Suddenly jobless and ashamed, Tony discovers Elizabeth’s prayer room, is suddenly awakened to the devotion of his wife, realizes how much he loves her and his daughter and tearfully repents. Tony arrives home one day soon after and presents Elizabeth with a ginormous hot fudge sundae which brings her to tears. Then she relishes her sundae on the sofa while her husband gives her a foot massage. In spite of the rough days they face as a result of Tony’s job loss, their marriage is miraculously restored.
Right about then, as if he knew that I was beginning to feel sick, my husband leaned over to me and whispered, “We know it doesn’t always work out that way.” I received his words and nodded in agreement but desperately wanted to cry, not just because of the years of torment my children and I had endured as a result of my acceptance of this same unbalanced belief system. No, my heart was filled with a whole new measure of grief for all of the Christian women who had seen or would see the movie and find themselves bound to its debilitating half-truth.
When the movie was over, I quickly stood to leave, my heart heavy and hurting, while it seemed that those who remained until the very last credit had bought in. Like so many times before, when I have been in the presence of legalists and guilt-mongers, I felt alone and wounded and frustrated for others like me, those seemingly without a voice or a defender in the body of Christ.

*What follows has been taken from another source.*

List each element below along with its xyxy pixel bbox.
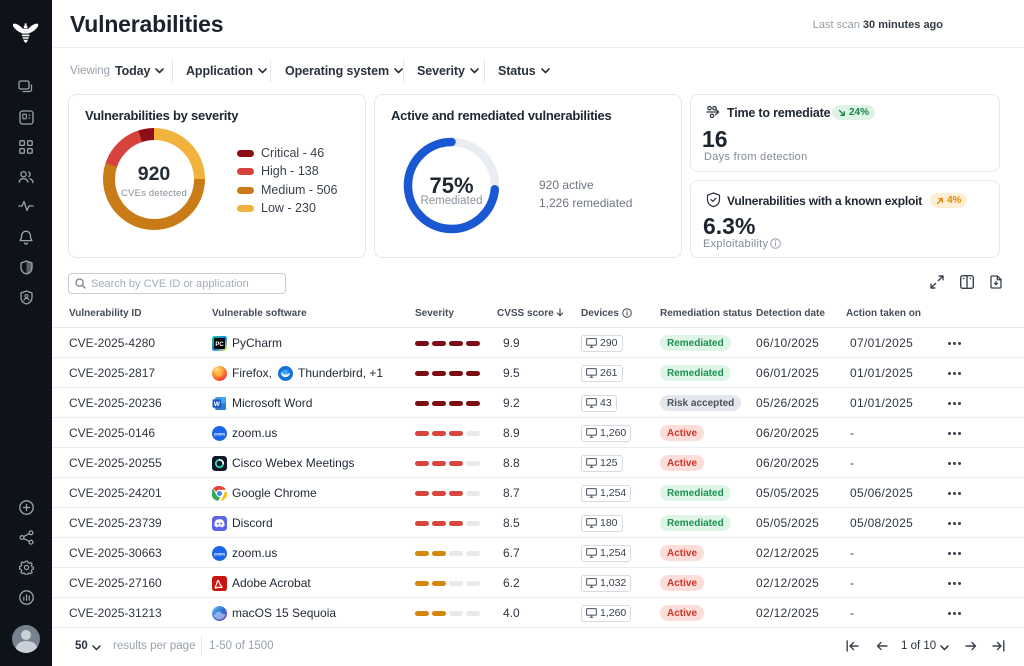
svg-text:zoom: zoom: [214, 551, 225, 556]
svg-text:zoom: zoom: [214, 431, 225, 436]
svg-text:W: W: [214, 401, 221, 408]
svg-text:PC: PC: [215, 342, 224, 348]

I am certain that the writers and producers who worked on this film were convinced that their product would encourage people in struggling marriages to pursue prayer as powerful recourse and must assume they did not for one minute consider the film’s potentially damning outcome for victims of abuse. I wonder if they would even acknowledge this tragic oversight, or would they, as the film insinuates, assert that a praying wife will without fail bring about heartfelt repentance and change in her abuser? Such an assertion is grievously common but in clear defiance of the whole truth of the word of God.
Truly, as I left the theater that day, I wish I could have found the words and the courage to stand up and speak the truth in the presence of the entire audience. But it seemed the majority was comfortable soaking up heavy doses of Saccharine-laden spirituality, and speaking up in that moment would not likely have helped my cause.
For all of the film’s good intentions, I so wish the writers had chosen some other powerful prayer opportunities to make their case. As it is, I know from my own experience and spiritual vulnerability that abuse victims who don’t know better will watch that film and feel pressured to remain with their abusive spouses, to keep their secrets and pray harder and pretend, believing that, if they do it right, their abusers are destined to change. And all the while their abusers smirk and take comfort in the reality that the church will almost always impose an ongoing expectation on their poor wives to accommodate the habitual sin, set aside their buckets of tears and wait for God to fix it.
Too many church people forget that this kind of spiritual denial and ignorance empowers the wicked among us. The victims and their children suffer in the shadow of a silent church while it closes its eyes and ears to the injustice, condoning the abuse and the destruction of families from within.
When, I wonder, will a Christian film producer release a film that shines a light on the terrifying reality of abuse in “Christian” homes? I’ve actually written a full-length screenplay based on the premise. Do you think that maybe one of these days my phone will ring? I would be pleasantly surprised, but in today’s “spiritually correct” culture I won’t be holding my breath.
Should you decide to see “War Room,” go armed with a full understanding of the movie’s glaring shortcomings and my husband’s timely words of wisdom: “We know it doesn’t always work out that way.”